React how you would if you were asked the same question in L1 or in class
Note that this doesn’t mean say whatever you would say in L1, as there are plenty of things which are untranslatable. There are also cultural differences such as English speakers making more effort than speakers of many other languages to avoid repetition in the language they use. This is why I’ve written “React how you would…” rather than “Say what you would…” A good example of this is my advice when students ask me “How long should my answer be?” If someone asked you “Do you have a large family?” outside a speaking exam, you’d be very unlikely to answer either “Yes” or “I have two older brothers and one younger sister. My eldest brother in called John and he loves the Ferrari F1 team…”, and students shouldn’t do either of those things in a speaking exam either. This is often related to the “(really) communicate” point, because neither response (especially “Yes”) is really the answer that they were asking for and therefore not really communicating. In the same way, a teenager who responds to “Did you have a good day at school?” with “Yes” is in fact trying to avoid communicating anything!
Another example of this is formality. Even Academic English exams like IELTS don’t specify a level of formality, and students are much more likely to make the mistake of using overformal written forms than to do the two informal language slips which really do cross a line – offending the examiner and swearing. As students are unlikely to do those two things in class either, just keeping this “React how you would…” tip in mind should deal with formality problems at both ends.
Students also often ask me “What should I do if I couldn’t answer the question even in Spanish/ Japanese/ Korean/…?”, to which my answer is “Say so, just as you would in Spanish/ Japanese/ Korean/…, or if your classmate asked you the question”. Which leads us onto my next point…

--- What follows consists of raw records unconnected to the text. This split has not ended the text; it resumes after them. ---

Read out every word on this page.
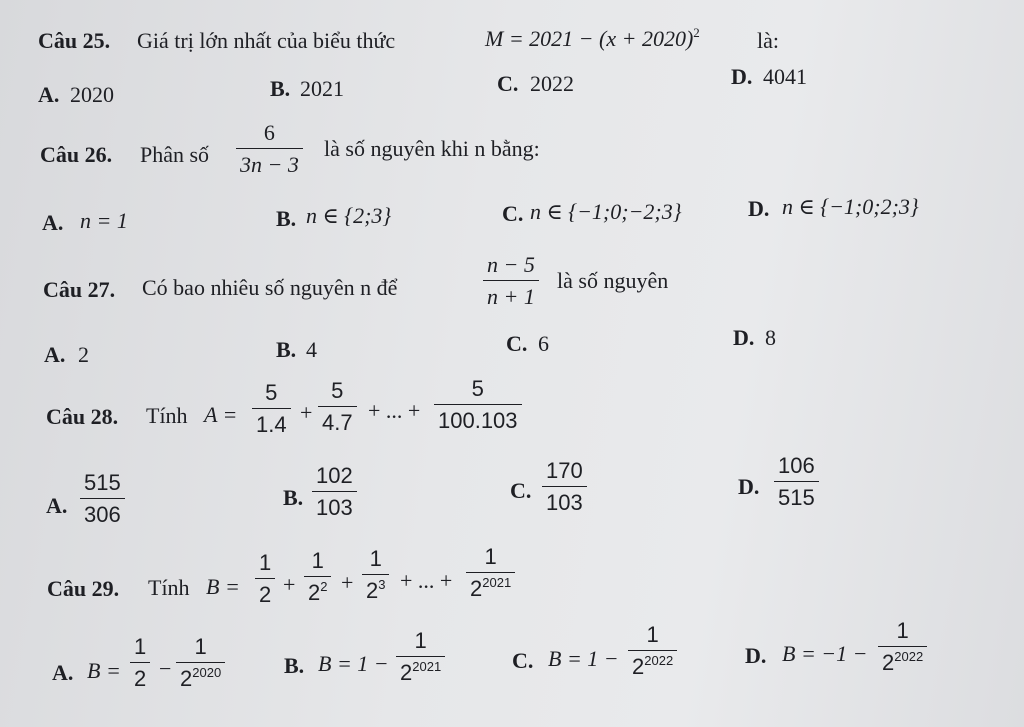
Câu 25. Giá trị lớn nhất của biểu thức	$M = 2021 - (x + 2020)^2$	là:
A. 2020	B. 2021	C. 2022	D. 4041
Câu 26. Phân số $\frac{6}{3n - 3}$ là số nguyên khi n bằng:
A. n = 1	B. n ∈ {2;3}	C. n ∈ {−1;0;−2;3}	D. n ∈ {−1;0;2;3}
Câu 27. Có bao nhiêu số nguyên n để	$\frac{n - 5}{n + 1}$ là số nguyên
A. 2	B. 4	C. 6	D. 8
Câu 28. Tính $A = \frac{5}{1.4} + \frac{5}{4.7}$ + ... + $\frac{5}{100.103}$
A. $\frac{515}{306}$	B. $\frac{102}{103}$	C. $\frac{170}{103}$	D. $\frac{106}{515}$
Câu 29. Tính $B = \frac{1}{2} + \frac{1}{2^2} + \frac{1}{2^3}$ + ... + $\frac{1}{2^{2021}}$
A. $B = \frac{1}{2} - \frac{1}{2^{2020}}$	B. $B = 1 - \frac{1}{2^{2021}}$	C. $B = 1 - \frac{1}{2^{2022}}$	D. $B = -1 - \frac{1}{2^{2022}}$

Another cultural difference is how much silence is considered acceptable in conversation. Unlike Japanese and Finnish speakers, for example, English speakers tend to keep silences down to less than a second, though there are considerable variations between regions and speakers. For speaking exams (and international communication more generally), however, it is much more useful to think of silence as a lost opportunity to communicate than as a cultural difference. Rather than filling silence with generic and repetitive phrases like “Let me think” and “Let me see”, students should simply think aloud, communicating that they are thinking “I’ve never thought about that before” and “If the question means… then…”, adding a “but” plus an attempt at answering the question to the former.
As well as the tips on real communication above, students should:
- Communicate as much as they can about what they don’t understand when there are (potential) comprehension problems, e.g. “I didn’t understand the last part of the question” rather than “I don’t understand” and “You said something like ‘mamble’ which I didn’t catch” rather than “Pardon?”

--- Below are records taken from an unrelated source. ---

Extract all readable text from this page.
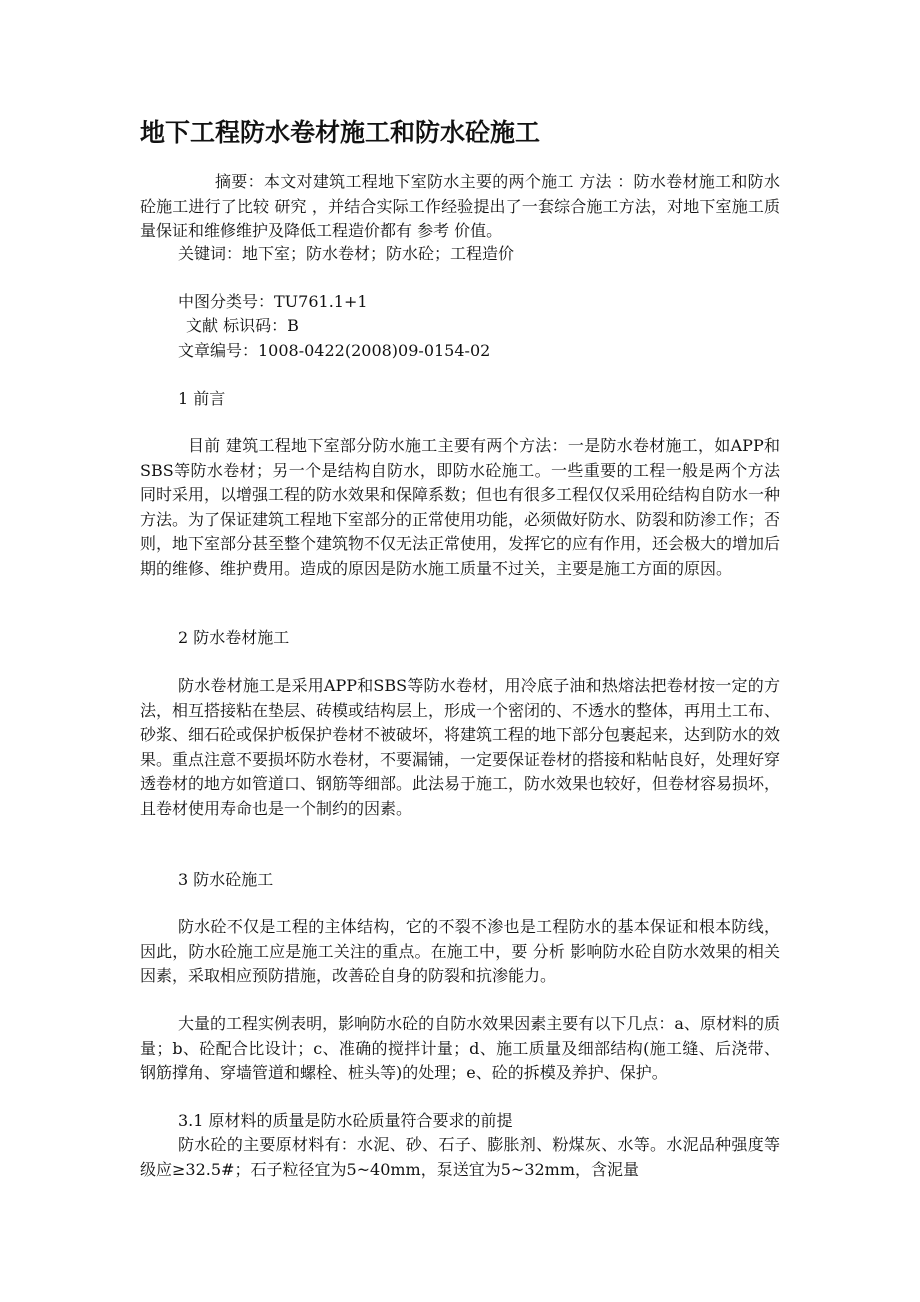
地下工程防水卷材施工和防水砼施工
摘要：本文对建筑工程地下室防水主要的两个施工 方法 ：防水卷材施工和防水砼施工进行了比较 研究 ，并结合实际工作经验提出了一套综合施工方法，对地下室施工质量保证和维修维护及降低工程造价都有 参考 价值。
关键词：地下室；防水卷材；防水砼；工程造价
中图分类号：TU761.1+1
文献 标识码：B
文章编号：1008-0422(2008)09-0154-02
1 前言
目前 建筑工程地下室部分防水施工主要有两个方法：一是防水卷材施工，如APP和SBS等防水卷材；另一个是结构自防水，即防水砼施工。一些重要的工程一般是两个方法同时采用，以增强工程的防水效果和保障系数；但也有很多工程仅仅采用砼结构自防水一种方法。为了保证建筑工程地下室部分的正常使用功能，必须做好防水、防裂和防渗工作；否则，地下室部分甚至整个建筑物不仅无法正常使用，发挥它的应有作用，还会极大的增加后期的维修、维护费用。造成的原因是防水施工质量不过关，主要是施工方面的原因。
2 防水卷材施工
防水卷材施工是采用APP和SBS等防水卷材，用冷底子油和热熔法把卷材按一定的方法，相互搭接粘在垫层、砖模或结构层上，形成一个密闭的、不透水的整体，再用土工布、砂浆、细石砼或保护板保护卷材不被破坏，将建筑工程的地下部分包裹起来，达到防水的效果。重点注意不要损坏防水卷材，不要漏铺，一定要保证卷材的搭接和粘帖良好，处理好穿透卷材的地方如管道口、钢筋等细部。此法易于施工，防水效果也较好，但卷材容易损坏，且卷材使用寿命也是一个制约的因素。
3 防水砼施工
防水砼不仅是工程的主体结构，它的不裂不渗也是工程防水的基本保证和根本防线，因此，防水砼施工应是施工关注的重点。在施工中，要 分析 影响防水砼自防水效果的相关因素，采取相应预防措施，改善砼自身的防裂和抗渗能力。
大量的工程实例表明，影响防水砼的自防水效果因素主要有以下几点：a、原材料的质量；b、砼配合比设计；c、准确的搅拌计量；d、施工质量及细部结构(施工缝、后浇带、钢筋撑角、穿墙管道和螺栓、桩头等)的处理；e、砼的拆模及养护、保护。
3.1 原材料的质量是防水砼质量符合要求的前提
防水砼的主要原材料有：水泥、砂、石子、膨胀剂、粉煤灰、水等。水泥品种强度等级应≥32.5#；石子粒径宜为5~40mm，泵送宜为5~32mm，含泥量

- Only correct themselves when what they said could cause a communication breakdown
- Not tell the examiner anything they are likely to know, for example saying “I’m going to talk about what I did with my parents on my tenth birthday” rather than “I’m going to talk about a celebration” (which the examiner knows because it is written on the card) in IELTS Speaking Part Two.

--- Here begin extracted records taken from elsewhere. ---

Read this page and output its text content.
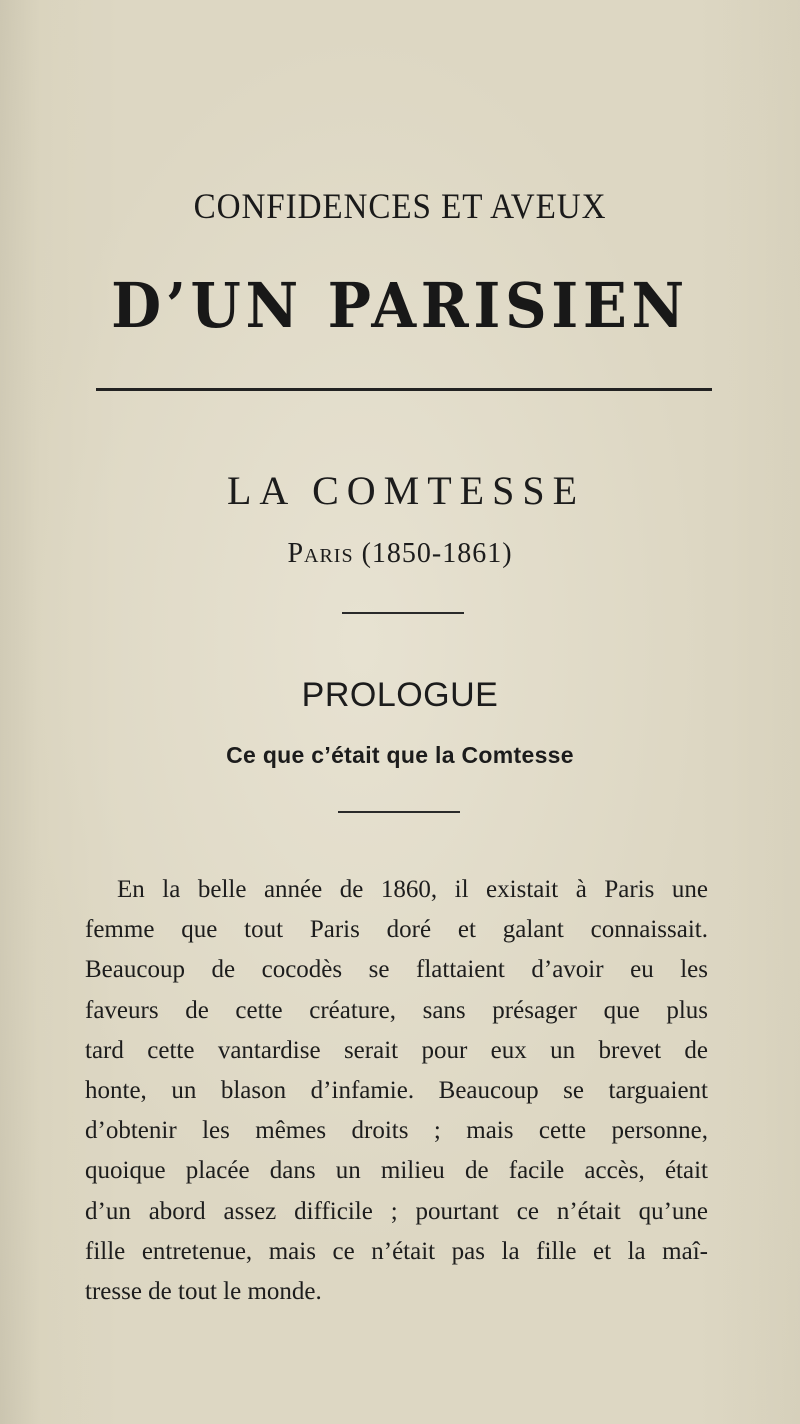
CONFIDENCES ET AVEUX
D’UN PARISIEN
LA COMTESSE
Paris (1850-1861)
PROLOGUE
Ce que c’était que la Comtesse
En la belle année de 1860, il existait à Paris une
femme que tout Paris doré et galant connaissait.
Beaucoup de cocodès se flattaient d’avoir eu les
faveurs de cette créature, sans présager que plus
tard cette vantardise serait pour eux un brevet de
honte, un blason d’infamie. Beaucoup se targuaient
d’obtenir les mêmes droits ; mais cette personne,
quoique placée dans un milieu de facile accès, était
d’un abord assez difficile ; pourtant ce n’était qu’une
fille entretenue, mais ce n’était pas la fille et la maî-
tresse de tout le monde.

- Not lie just to make it easier to answer the question.
Perhaps the most difficult question I get from my students is how much they should push themselves to use more high level language such as phrasal verbs during the speaking exam. As most of most students lack fluency at least as much as other important factors like accuracy and complex language, in my opinion thinking about communicating their ideas as clearly as they can is quite enough to concentrate on during an exam. Speaking exams are anyway increasingly moving towards describing high level speakers in terms of what they can do with the language more than how complex it is. There are exceptions, however, including students who got good fluency from chatting in English with people their own age but tend to communicate well with quite basic language. This is most common in people who picked up most of their language when they were younger (e.g. growing up abroad) at a time when their topics of conversation were limited. That small group of students should probably consciously push themselves to use more complex language during the speaking exam.
Concentrating on communication is also a good way of deciding what should be taught in class too, with communication in this case mainly meaning language that helps students say something they couldn’t (exactly) say before. However, classroom speaking is also a good time for students to push themselves to use more complex language. It can also be worth students who have okay fluency working on trying to reduce the number of basic grammatical errors, meaning the kinds that they know really and could easily correct in their writing. The three tips of this article are therefore mainly limited to actually during the exam, although the last few practice sessions just before the exam should also be done in the same way.